Des candidatures rejetées, mais des actes poursuivis
Les trois condamnés sont Saïda Neghza, femme d’affaires et présidente de la CGEA (Confédération générale des entreprises algériennes), Belkacem Sahli, ancien ministre et responsable du parti ANR, et Abdelhakim Hamadi, dirigeant d’un laboratoire vétérinaire. Leur candidature avait été écartée par la Cour constitutionnelle, mais leurs manœuvres pour obtenir des soutiens ont attiré l’attention de la justice.
Ils sont accusés de trafic d’influence, abus de fonction, escroquerie et achat de parrainages. Selon l’enquête du parquet, les trois prétendants auraient versé des sommes allant de 20 000 à 30 000 dinars (soit environ 140 à 200 euros) à des élus pour récolter les signatures obligatoires.
Un système structuré autour des parrainages
Pour se présenter, un candidat à la présidentielle doit obtenir 600 parrainages d’élus dans au moins 29 préfectures, ou 50 000 signatures d’électeurs réparties sur le territoire. Le trio aurait cherché à contourner cette obligation par le biais de versements illégaux et de promesses en nature.

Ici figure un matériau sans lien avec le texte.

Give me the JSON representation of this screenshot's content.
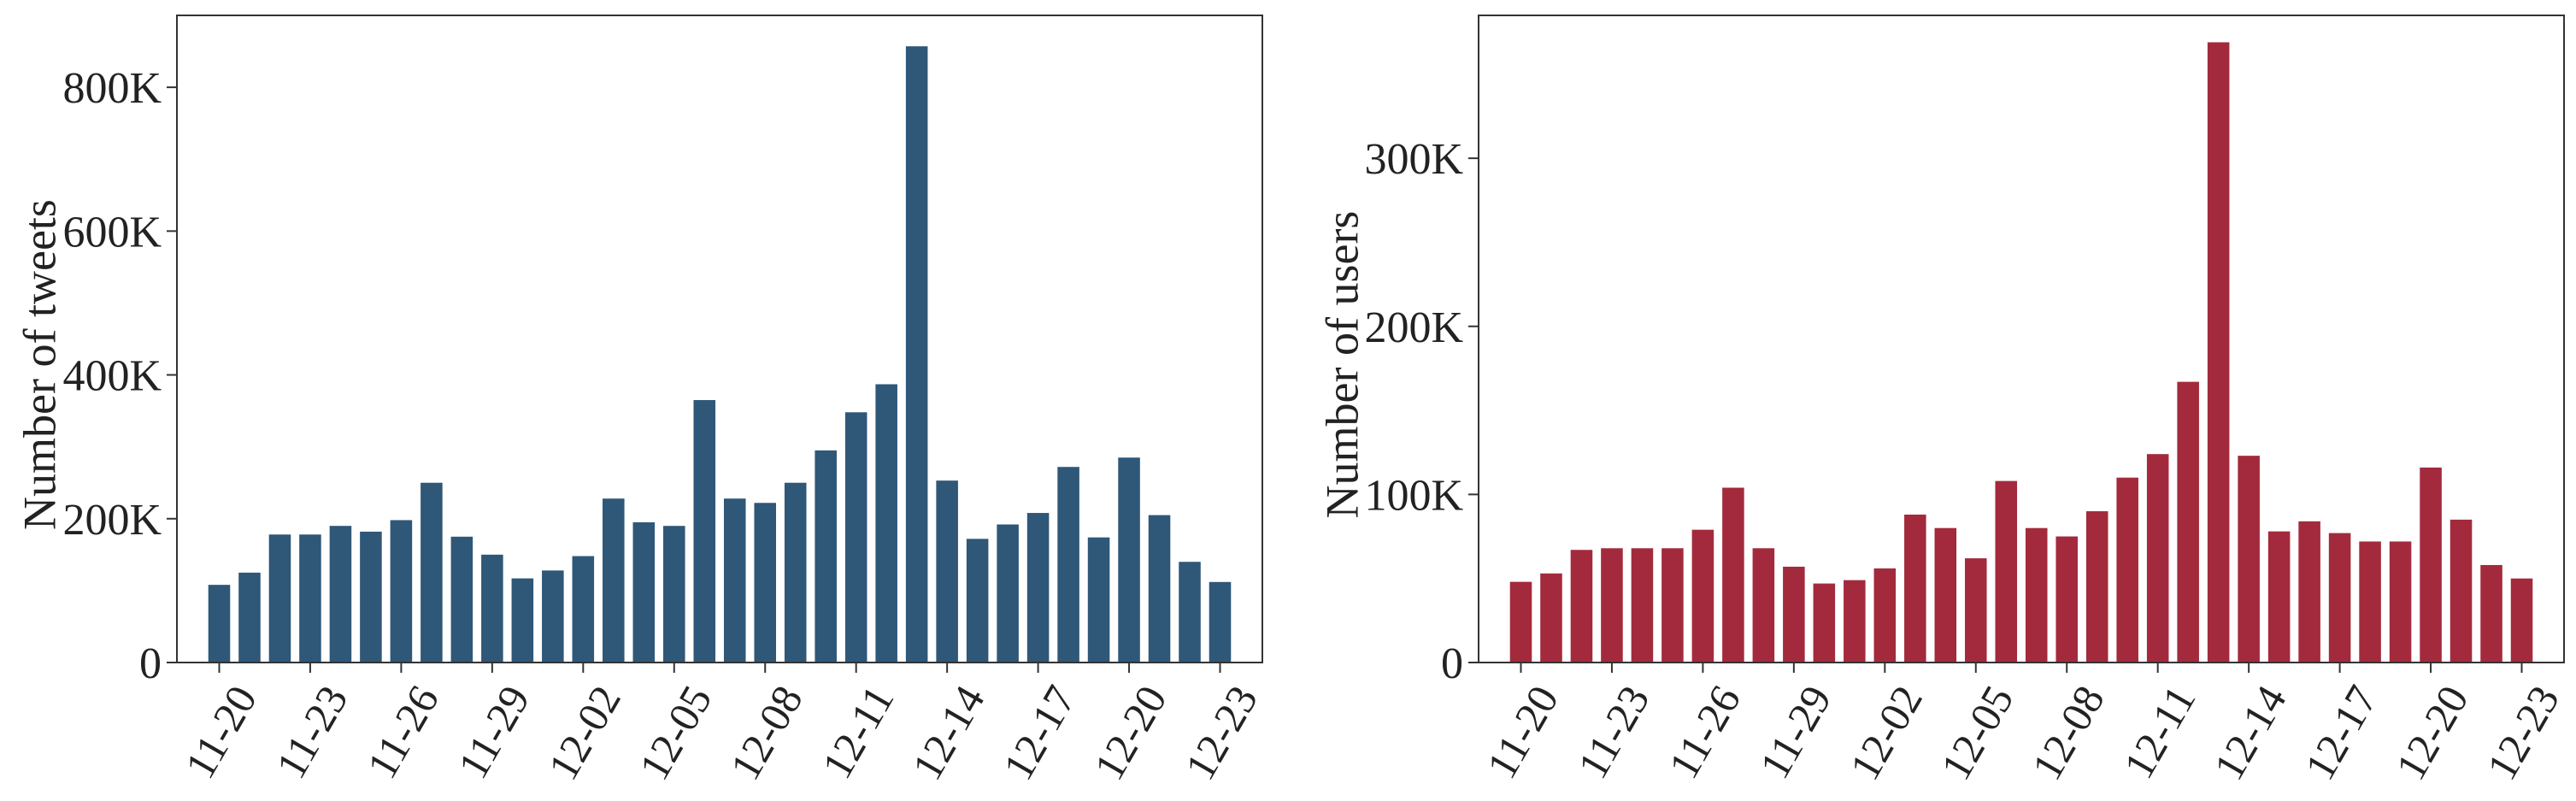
{
  "chart_data": [
    {
      "type": "bar",
      "ylabel": "Number of tweets",
      "xlabel": "",
      "color": "#2f5778",
      "ylim": [
        0,
        900000
      ],
      "yticks": [
        0,
        200000,
        400000,
        600000,
        800000
      ],
      "ytick_labels": [
        "0",
        "200K",
        "400K",
        "600K",
        "800K"
      ],
      "xticks": [
        "11-20",
        "11-23",
        "11-26",
        "11-29",
        "12-02",
        "12-05",
        "12-08",
        "12-11",
        "12-14",
        "12-17",
        "12-20",
        "12-23"
      ],
      "categories": [
        "11-20",
        "11-21",
        "11-22",
        "11-23",
        "11-24",
        "11-25",
        "11-26",
        "11-27",
        "11-28",
        "11-29",
        "11-30",
        "12-01",
        "12-02",
        "12-03",
        "12-04",
        "12-05",
        "12-06",
        "12-07",
        "12-08",
        "12-09",
        "12-10",
        "12-11",
        "12-12",
        "12-13",
        "12-14",
        "12-15",
        "12-16",
        "12-17",
        "12-18",
        "12-19",
        "12-20",
        "12-21",
        "12-22",
        "12-23"
      ],
      "values": [
        108000,
        125000,
        178000,
        178000,
        190000,
        182000,
        198000,
        250000,
        175000,
        150000,
        117000,
        128000,
        148000,
        228000,
        195000,
        190000,
        365000,
        228000,
        222000,
        250000,
        295000,
        348000,
        387000,
        857000,
        253000,
        172000,
        192000,
        208000,
        272000,
        174000,
        285000,
        205000,
        140000,
        112000
      ]
    },
    {
      "type": "bar",
      "ylabel": "Number of users",
      "xlabel": "",
      "color": "#a32a3c",
      "ylim": [
        0,
        385000
      ],
      "yticks": [
        0,
        100000,
        200000,
        300000
      ],
      "ytick_labels": [
        "0",
        "100K",
        "200K",
        "300K"
      ],
      "xticks": [
        "11-20",
        "11-23",
        "11-26",
        "11-29",
        "12-02",
        "12-05",
        "12-08",
        "12-11",
        "12-14",
        "12-17",
        "12-20",
        "12-23"
      ],
      "categories": [
        "11-20",
        "11-21",
        "11-22",
        "11-23",
        "11-24",
        "11-25",
        "11-26",
        "11-27",
        "11-28",
        "11-29",
        "11-30",
        "12-01",
        "12-02",
        "12-03",
        "12-04",
        "12-05",
        "12-06",
        "12-07",
        "12-08",
        "12-09",
        "12-10",
        "12-11",
        "12-12",
        "12-13",
        "12-14",
        "12-15",
        "12-16",
        "12-17",
        "12-18",
        "12-19",
        "12-20",
        "12-21",
        "12-22",
        "12-23"
      ],
      "values": [
        48000,
        53000,
        67000,
        68000,
        68000,
        68000,
        79000,
        104000,
        68000,
        57000,
        47000,
        49000,
        56000,
        88000,
        80000,
        62000,
        108000,
        80000,
        75000,
        90000,
        110000,
        124000,
        167000,
        369000,
        123000,
        78000,
        84000,
        77000,
        72000,
        72000,
        116000,
        85000,
        58000,
        50000
      ]
    }
  ]
}
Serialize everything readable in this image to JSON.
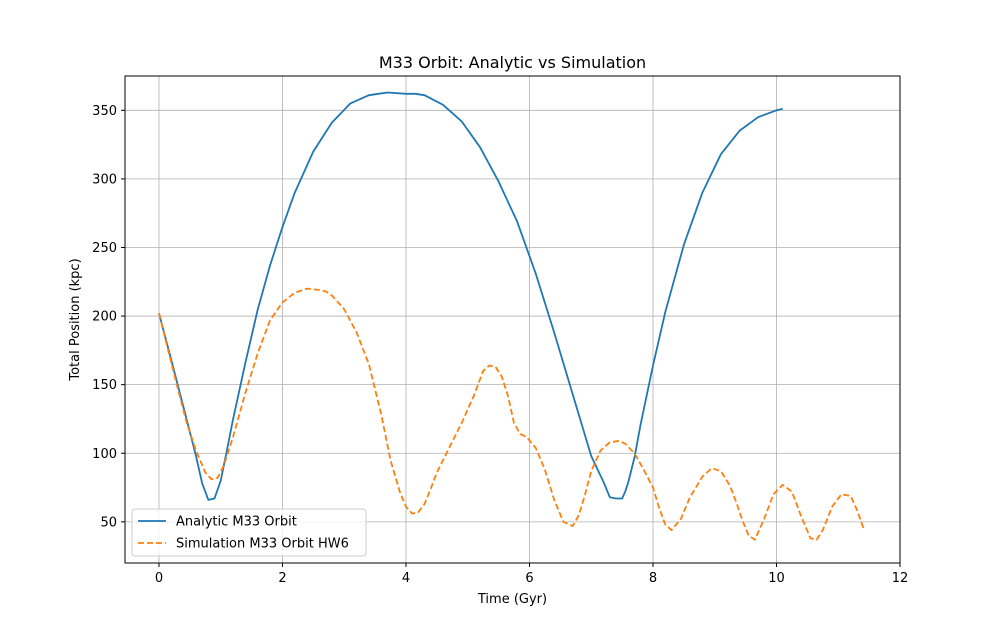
{
  "chart_data": {
    "type": "line",
    "title": "M33 Orbit: Analytic vs Simulation",
    "xlabel": "Time (Gyr)",
    "ylabel": "Total Position (kpc)",
    "xlim": [
      -0.55,
      12.0
    ],
    "ylim": [
      20,
      375
    ],
    "xticks": [
      0,
      2,
      4,
      6,
      8,
      10,
      12
    ],
    "yticks": [
      50,
      100,
      150,
      200,
      250,
      300,
      350
    ],
    "grid": true,
    "legend_position": "lower-left",
    "series": [
      {
        "name": "Analytic M33 Orbit",
        "color": "#1f77b4",
        "style": "solid",
        "x": [
          0.0,
          0.2,
          0.4,
          0.6,
          0.7,
          0.8,
          0.9,
          1.0,
          1.1,
          1.2,
          1.4,
          1.6,
          1.8,
          2.0,
          2.2,
          2.5,
          2.8,
          3.1,
          3.4,
          3.7,
          4.0,
          4.15,
          4.3,
          4.6,
          4.9,
          5.2,
          5.5,
          5.8,
          6.1,
          6.4,
          6.7,
          7.0,
          7.2,
          7.3,
          7.4,
          7.5,
          7.55,
          7.6,
          7.7,
          7.8,
          8.0,
          8.2,
          8.5,
          8.8,
          9.1,
          9.4,
          9.7,
          10.0,
          10.1
        ],
        "y": [
          202,
          168,
          133,
          98,
          78,
          66,
          67,
          80,
          102,
          125,
          166,
          205,
          237,
          265,
          290,
          320,
          341,
          355,
          361,
          363,
          362,
          362,
          361,
          354,
          342,
          323,
          298,
          269,
          231,
          188,
          143,
          98,
          79,
          68,
          67,
          67,
          72,
          79,
          97,
          121,
          164,
          203,
          252,
          290,
          318,
          335,
          345,
          350,
          351
        ]
      },
      {
        "name": "Simulation M33 Orbit HW6",
        "color": "#ff7f0e",
        "style": "dashed",
        "x": [
          0.0,
          0.15,
          0.3,
          0.45,
          0.6,
          0.75,
          0.85,
          0.95,
          1.05,
          1.2,
          1.4,
          1.6,
          1.8,
          2.0,
          2.2,
          2.4,
          2.6,
          2.7,
          2.8,
          3.0,
          3.2,
          3.4,
          3.6,
          3.75,
          3.9,
          4.0,
          4.1,
          4.2,
          4.3,
          4.4,
          4.5,
          4.7,
          4.9,
          5.1,
          5.25,
          5.35,
          5.45,
          5.55,
          5.65,
          5.75,
          5.85,
          5.95,
          6.1,
          6.25,
          6.4,
          6.55,
          6.7,
          6.8,
          6.9,
          7.0,
          7.15,
          7.3,
          7.45,
          7.55,
          7.7,
          7.85,
          8.0,
          8.1,
          8.2,
          8.3,
          8.45,
          8.6,
          8.8,
          8.95,
          9.1,
          9.25,
          9.35,
          9.45,
          9.55,
          9.65,
          9.8,
          9.95,
          10.1,
          10.25,
          10.4,
          10.55,
          10.65,
          10.75,
          10.9,
          11.05,
          11.2,
          11.3,
          11.42
        ],
        "y": [
          202,
          175,
          148,
          122,
          102,
          86,
          81,
          82,
          91,
          112,
          144,
          173,
          197,
          210,
          217,
          220,
          219,
          218,
          215,
          205,
          188,
          165,
          128,
          95,
          72,
          61,
          56,
          57,
          63,
          74,
          86,
          104,
          122,
          142,
          160,
          164,
          163,
          156,
          142,
          122,
          114,
          112,
          104,
          88,
          66,
          50,
          47,
          55,
          70,
          87,
          102,
          108,
          109,
          107,
          100,
          88,
          75,
          60,
          48,
          44,
          52,
          68,
          83,
          89,
          87,
          76,
          64,
          51,
          40,
          37,
          52,
          70,
          77,
          72,
          54,
          38,
          37,
          44,
          61,
          70,
          69,
          59,
          44
        ]
      }
    ]
  }
}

Plus de 50 élus ont reconnu avoir reçu de l’argent pour signer des formulaires de parrainage. Certains intermédiaires auraient également été missionnés pour collecter les fonds et les redistribuer aux élus.
Une vague de condamnations bien plus large
Au total, plus de 70 personnes sont impliquées dans cette affaire. Parmi elles, les trois fils de Saïda Neghza ont également été condamnés : deux à six ans de prison ferme, et le troisième, actuellement à l’étranger, à huit ans de prison par contumace. Un mandat d’arrêt international a été émis à son encontre.
Des élus locaux et plusieurs membres de la CGEA figurent aussi parmi les condamnés, avec des peines allant de cinq à huit ans. Le tribunal a prononcé des amendes allant jusqu’à un million de dinars algériens, soit environ 6 700 euros.
Les réactions après le verdict
Les trois principaux accusés, bien que condamnés, restent pour le moment en liberté. Ils disposent de dix jours pour faire appel. Leurs avocats dénoncent un procès politique et affirment que leurs clients n’ont pas bénéficié d’un traitement équitable.
Sur les réseaux sociaux, un des fils de Neghza a relayé la réaction de son frère, lui aussi condamné :
Un jour, la vérité éclatera, et chacun portera le poids de ses actes.
Ces propos laissent entendre que la famille Neghza n’entend pas se taire et pourrait chercher à mobiliser l’opinion.
Un climat politique sous tension
L’Algérie connaît une période sensible sur le plan politique. Si le président sortant, Abdelmadjid Tebboune, a remporté l’élection de 2024 sans grande surprise, la participation a été faible et la défiance envers les institutions reste forte dans une partie de la population.
Cette affaire de corruption électorale ne fait que raviver le débat sur la transparence du processus démocratique. Certains y voient une tentative des autorités d’écarter des concurrents potentiels, d’autres y lisent la preuve d’une justice qui commence à s’attaquer aux pratiques opaques, même au sommet.
Il est rare en Algérie que des personnalités aussi haut placées soient condamnées aussi lourdement. Cette décision de justice pourrait marquer un tournant dans la manière dont sont traitées les affaires de corruption politique dans le pays.
Reste à voir si les appels des condamnés modifieront la donne ou si ces peines seront confirmées en seconde instance. En attendant, le message est clair : la tentative d’acheter des voix ne passe plus inaperçue.